Dahl T
J Am Diet Assoc. 1977 Feb;70(2):144-8.
Research has shown that including a nutritional functional area in comprehensive health care delivery can reduce the total cost per registrant. The savings occur when nutritionists substitute for more costly medical personnel in a team-care setting. Further research has demonstrated that the cost of nutritional care is related to the performance of nutritional staff, i.e., productivity, which may be improved as much as 25 to 70% through simple managerial techniques. The implications for nutritional planning and operations are discussed. Nevertheless, the greatest potential for improving nutritional health rests with the patient himself. Thus, the future orientation in public health nutrition must be directed toward the problems of shifting the major part of the responsibility from the provider to the patient, with accompanying competence in self-care and health maintenance. A promising approach to the idea of greater patient responsibility and autonomy is the so-called Vinland Center concept. Originally developed in Norway, a center incorporating the principles is now being planned in Minnesota and is expected to begin operation in 1979. Funds for the planning effort were given to the U.S. as a Bicentennial gift from Norway. The concept is explained.

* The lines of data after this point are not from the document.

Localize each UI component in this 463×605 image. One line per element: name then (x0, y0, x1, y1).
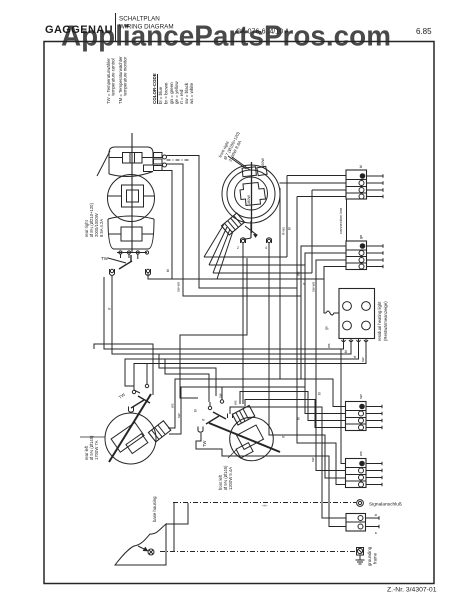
wire bundle M2 (209, 264, 305, 266)
burner E2 front right: outer circle (222, 165, 280, 223)
burner E2 inner circle (235, 177, 268, 210)
burner E4 label front left (218, 465, 233, 490)
svg-text:br = brown: br = brown (164, 82, 169, 104)
svg-text:bl: bl (318, 392, 322, 395)
wire indicator pin4 long (134, 344, 366, 393)
legend COLOR-CODE (152, 73, 194, 104)
X1 terminal dots (360, 174, 365, 179)
burner E1 label rear right (84, 203, 104, 237)
burner E3 supply connector (hatched) (148, 421, 170, 442)
wire E1 connector short dash (167, 159, 191, 161)
svg-text:bl: bl (344, 350, 348, 353)
svg-text:TW: TW (101, 256, 109, 261)
wire X1 row1 feed rt-ws (287, 176, 346, 258)
burner E1 rear right: top element band (109, 147, 153, 174)
X4 terminal dots (360, 461, 365, 466)
wire rear-left connector to H1 (168, 379, 346, 428)
H1 bottom pins (342, 339, 346, 345)
svg-text:bl = blue: bl = blue (158, 86, 163, 104)
wire TW front-left to X5 row2 (196, 433, 346, 527)
burner E1 terminal connector right (154, 153, 163, 158)
grounding label (367, 546, 378, 566)
grounding dashed wire (160, 551, 356, 553)
svg-text:Signalanschluß: Signalanschluß (369, 502, 402, 508)
grounding lug (357, 548, 364, 556)
svg-text:ws: ws (234, 400, 238, 405)
burner E2 label leader (228, 156, 247, 169)
wire bundle M4 TW to box curl (148, 273, 324, 280)
svg-text:rt: rt (303, 283, 307, 285)
wire E2 to X1 row2 (280, 182, 347, 184)
burner E4 supply connector (hatched) (232, 405, 254, 425)
wire E1 connector upper (167, 156, 298, 289)
signal terminal dash-dot wire (173, 502, 356, 504)
burner E3 inner resistors (111, 422, 149, 458)
wire X1 row3 feed (312, 190, 346, 273)
legend underline (157, 74, 159, 104)
svg-text:8.5A 4.2A: 8.5A 4.2A (99, 219, 104, 237)
svg-text:ws = white: ws = white (189, 82, 194, 104)
legend TW TM (106, 56, 128, 104)
switch TW rear right contacts (110, 269, 115, 276)
svg-text:ws: ws (359, 451, 363, 456)
H1 input curl left (326, 311, 339, 315)
terminal block X5 (2 pole) (346, 514, 366, 532)
signal terminal (357, 500, 364, 507)
svg-text:ws: ws (327, 343, 331, 348)
H1 lamp circles (343, 302, 352, 311)
burner E1 circle inner resistor (122, 185, 144, 207)
X3 pins right (366, 406, 382, 408)
svg-text:temperature control: temperature control (111, 58, 116, 104)
wire TW front-left to X5 row1 (230, 407, 346, 518)
svg-text:sw: sw (177, 413, 181, 418)
drawing frame (44, 42, 434, 584)
svg-text:gn: gn (359, 235, 363, 239)
X1 pins right (367, 175, 384, 177)
wire nested corner c (165, 359, 209, 402)
svg-text:grounding: grounding (367, 546, 372, 566)
residual heat indicator H1 box (339, 289, 375, 339)
X3 terminal dots (360, 404, 365, 409)
svg-text:6.85: 6.85 (416, 27, 432, 36)
burner E1 middle circle (108, 175, 155, 222)
svg-text:1200W 5.4A: 1200W 5.4A (228, 467, 233, 490)
terminal block X2 (right) (346, 241, 367, 270)
wire E1 connector lower (167, 164, 302, 296)
wire X2 row2 down to X3 row2 (305, 253, 346, 414)
burner E2 rim resistor left (242, 167, 256, 177)
svg-text:h: h (374, 514, 378, 516)
svg-text:residual heating light: residual heating light (377, 301, 382, 341)
svg-text:500W: 500W (261, 158, 265, 168)
svg-text:Z.-Nr. 3/4307-01: Z.-Nr. 3/4307-01 (387, 587, 437, 594)
burner E4 inner resistors (230, 425, 266, 458)
svg-text:bl: bl (288, 227, 292, 230)
X4 pins right (366, 463, 382, 465)
svg-text:connection bar: connection bar (338, 207, 343, 234)
terminal pin end ticks (382, 174, 384, 178)
burner E1 junction terminals row (119, 251, 122, 254)
svg-text:sw: sw (361, 357, 365, 362)
wire X1 row4 feed (297, 197, 346, 289)
wire front-left pins to X3 row4 (245, 400, 346, 428)
wire E1 pin3 down band (162, 171, 172, 280)
burner E1 rear right: center line (131, 133, 133, 253)
wire indicator pin1 long (104, 277, 344, 349)
svg-text:sw-ws: sw-ws (177, 282, 181, 292)
burner E2 label front right (217, 131, 242, 163)
wire rear-left TW feeds from top (146, 364, 148, 381)
svg-text:AppliancePartsPros.com: AppliancePartsPros.com (61, 21, 391, 53)
svg-text:gn: gn (325, 326, 329, 330)
svg-text:rt: rt (353, 356, 357, 358)
wire X4 row3 feed (269, 392, 346, 479)
burner E2 middle circle (227, 170, 275, 218)
svg-text:sw: sw (359, 394, 363, 399)
base housing ground screw (148, 549, 154, 555)
burner E2 center line (251, 162, 253, 233)
wire X2 row1 down to X3 row1 (301, 246, 346, 379)
wire TM contact left down (242, 243, 244, 404)
wire nested corner b (159, 354, 216, 396)
wire bundle M1 (204, 256, 287, 258)
wire rear-left connector to H2 (169, 387, 305, 434)
X2 terminal dots (360, 244, 365, 249)
wire bundle M3 (213, 272, 312, 274)
svg-text:4: 4 (265, 246, 267, 250)
svg-text:base housing: base housing (152, 496, 157, 522)
burner E1 connector terminal circles (163, 155, 167, 159)
svg-text:bl: bl (297, 417, 301, 420)
burner E2 inner resistors (240, 183, 266, 206)
terminal block X1 (top right) (346, 170, 367, 199)
svg-text:ws: ws (171, 403, 175, 408)
grounding earth symbol (359, 555, 361, 560)
wire TM contact right down (268, 243, 270, 392)
terminal block X4 (346, 459, 367, 488)
svg-text:(Restwärmeanzeige): (Restwärmeanzeige) (383, 301, 388, 341)
base housing L-wire (166, 503, 188, 524)
wire indicator pin3 long (125, 344, 359, 386)
svg-text:COLOR-CODE: COLOR-CODE (152, 73, 157, 104)
svg-text:temperature monitor: temperature monitor (123, 56, 128, 104)
svg-text:ws: ws (297, 271, 301, 276)
connection bar between X1 X2 (346, 199, 348, 241)
wire TW front-left feeds (221, 387, 223, 396)
burner E3 capillary tube (109, 394, 151, 462)
burner E3 rear left: circle (105, 413, 156, 464)
wire TM center L (180, 258, 247, 398)
wire X4 row4 feed (297, 288, 346, 485)
burner E1 bottom element band (108, 219, 154, 249)
svg-text:bl: bl (359, 165, 363, 168)
burner E2 rim resistor right (257, 166, 267, 175)
wire X2 row4 to indicator curl (324, 267, 346, 314)
svg-text:2: 2 (237, 246, 239, 250)
monitor TM front right (250, 221, 252, 238)
svg-text:rt: rt (202, 419, 206, 421)
base housing sheet corner (115, 524, 166, 565)
burner E3 label rear left (84, 435, 99, 460)
burner E1 top band inner resistor (123, 153, 143, 164)
switch TW rear left (132, 390, 135, 393)
svg-text:rt-ws: rt-ws (282, 227, 286, 235)
H1 label residual heating light (377, 301, 388, 341)
wire nested corner a (94, 344, 153, 395)
wire X4 row1 feed (341, 349, 346, 464)
burner E4 capillary tube (209, 423, 280, 452)
svg-text:180W: 180W (247, 195, 251, 205)
svg-text:1700W 7A: 1700W 7A (94, 440, 99, 460)
base housing arrow (138, 546, 146, 550)
burner E1 label leader (97, 151, 110, 176)
svg-text:sw-ws: sw-ws (312, 282, 316, 292)
wire X2 row3 down to X4 row2 (316, 260, 346, 471)
svg-text:sw: sw (311, 457, 315, 462)
burner E2 supply connector (hatched) (221, 213, 244, 235)
header divider (115, 13, 117, 41)
svg-text:bl: bl (166, 269, 170, 272)
svg-text:rt: rt (108, 308, 112, 310)
burner E1 bottom band inner resistor (121, 227, 142, 241)
terminal block X3 (346, 402, 367, 431)
TM contacts (241, 238, 246, 243)
svg-text:e: e (374, 532, 378, 534)
wire long vertical x280 (279, 188, 281, 379)
burner E4 front left: circle (230, 417, 274, 461)
svg-text:bl: bl (194, 409, 198, 412)
svg-text:rt: rt (282, 436, 286, 438)
svg-text:frame: frame (373, 552, 378, 564)
svg-text:sw: sw (219, 393, 223, 398)
svg-text:TW: TW (202, 440, 207, 447)
wire indicator pin2 long (112, 276, 351, 354)
switch TW front left (208, 406, 211, 409)
svg-text:-≈-: -≈- (262, 503, 268, 508)
X2 pins right (367, 245, 384, 247)
wire TW rear-right left contact stubs (121, 254, 130, 258)
wire bundle from E2 connector (diagonals) (204, 224, 224, 257)
wire front-left pins to X3 row3 (240, 392, 346, 421)
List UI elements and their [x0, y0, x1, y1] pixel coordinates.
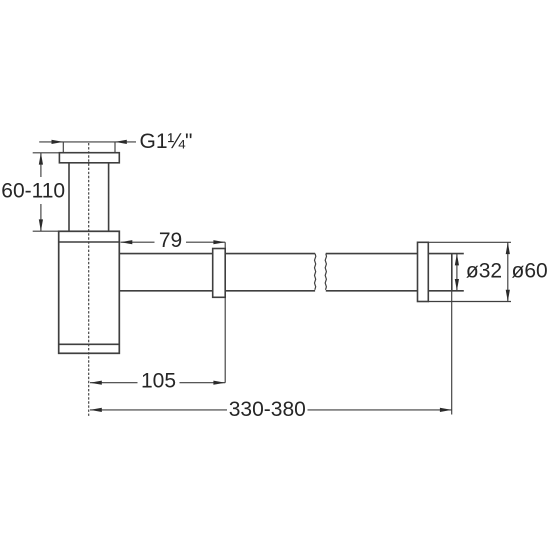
inlet flange	[59, 153, 119, 163]
text mask 105	[138, 372, 180, 391]
trap body lid joint line	[59, 241, 120, 243]
outlet pipe end bottom wall	[428, 290, 464, 292]
text mask 60-110	[0, 177, 68, 204]
dimension line 60-110	[40, 153, 42, 231]
pipe break jag right	[325, 254, 326, 290]
arrow 330-380 left	[90, 408, 102, 412]
trap body bottom cap line	[59, 343, 120, 345]
arrow 105 right	[213, 381, 225, 385]
dimension line G1 1/4	[39, 141, 136, 143]
dimension line dia 32	[456, 254, 458, 291]
arrow 79 left	[121, 240, 133, 244]
arrow dia32 down	[455, 279, 459, 291]
arrow 79 right	[213, 240, 225, 244]
svg-text:ø60: ø60	[512, 260, 548, 283]
svg-text:ø32: ø32	[466, 260, 502, 283]
text mask 79	[155, 233, 187, 249]
svg-text:330-380: 330-380	[229, 398, 306, 421]
inlet tailpipe	[69, 163, 109, 232]
arrow G right	[115, 140, 127, 144]
outlet pipe segment 1 top wall	[119, 253, 315, 255]
pipe break jag left	[315, 254, 316, 290]
arrow G left	[52, 140, 64, 144]
outlet pipe end top wall	[428, 253, 464, 255]
text mask 330-380	[227, 400, 308, 419]
extension line dia 60 top	[428, 241, 511, 243]
outlet pipe segment 2 top wall	[326, 253, 418, 255]
arrow 105 left	[90, 381, 102, 385]
dimension line 105	[90, 382, 225, 384]
outlet pipe segment 2 bottom wall	[326, 290, 418, 292]
dimension line 79	[121, 241, 226, 243]
extension line G left	[62, 142, 64, 152]
arrow dia60 down	[506, 290, 510, 302]
arrow 330-380 right	[440, 408, 452, 412]
extension line 60-110 bottom	[33, 230, 59, 232]
arrow 60-110 down	[39, 219, 43, 231]
dimension line dia 60	[507, 242, 509, 301]
outlet pipe segment 1 bottom wall	[119, 290, 315, 292]
centerline vertical axis	[88, 143, 90, 416]
compression nut	[213, 249, 226, 298]
extension line nut	[224, 242, 226, 383]
svg-text:60-110: 60-110	[1, 180, 65, 203]
arrow dia32 up	[455, 254, 459, 266]
arrow 60-110 up	[39, 153, 43, 165]
extension line pipe end	[451, 291, 453, 415]
svg-text:79: 79	[159, 229, 182, 252]
outlet pipe open end	[451, 254, 453, 291]
extension line G right	[114, 142, 116, 152]
extension line 60-110 top	[33, 152, 60, 154]
wall flange	[418, 242, 429, 301]
svg-text:G1¼": G1¼"	[140, 130, 193, 153]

研究表明,在综合医疗保健服务中纳入营养功能领域可以降低每位登记患者的总成本。当营养师在团队护理环境中替代成本更高的医务人员时,就会产生节约。进一步的研究表明,营养护理的成本与营养工作人员的绩效有关,即生产力,通过简单的管理技术,生产力可提高25%至70%。文中讨论了对营养规划和运营的影响。然而,改善营养健康的最大潜力在于患者自身。因此,公共卫生营养的未来方向必须针对将主要责任从提供者转移到患者的问题,并伴随着自我护理和健康维护的能力。实现更大患者责任和自主权理念的一个有前途的方法是所谓的温兰德中心概念。该概念最初在挪威提出,明尼苏达州目前正在规划一个纳入这些原则的中心,预计将于1979年开始运营。规划工作的资金是挪威作为美国建国200周年礼物提供给美国的。文中对该概念进行了解释。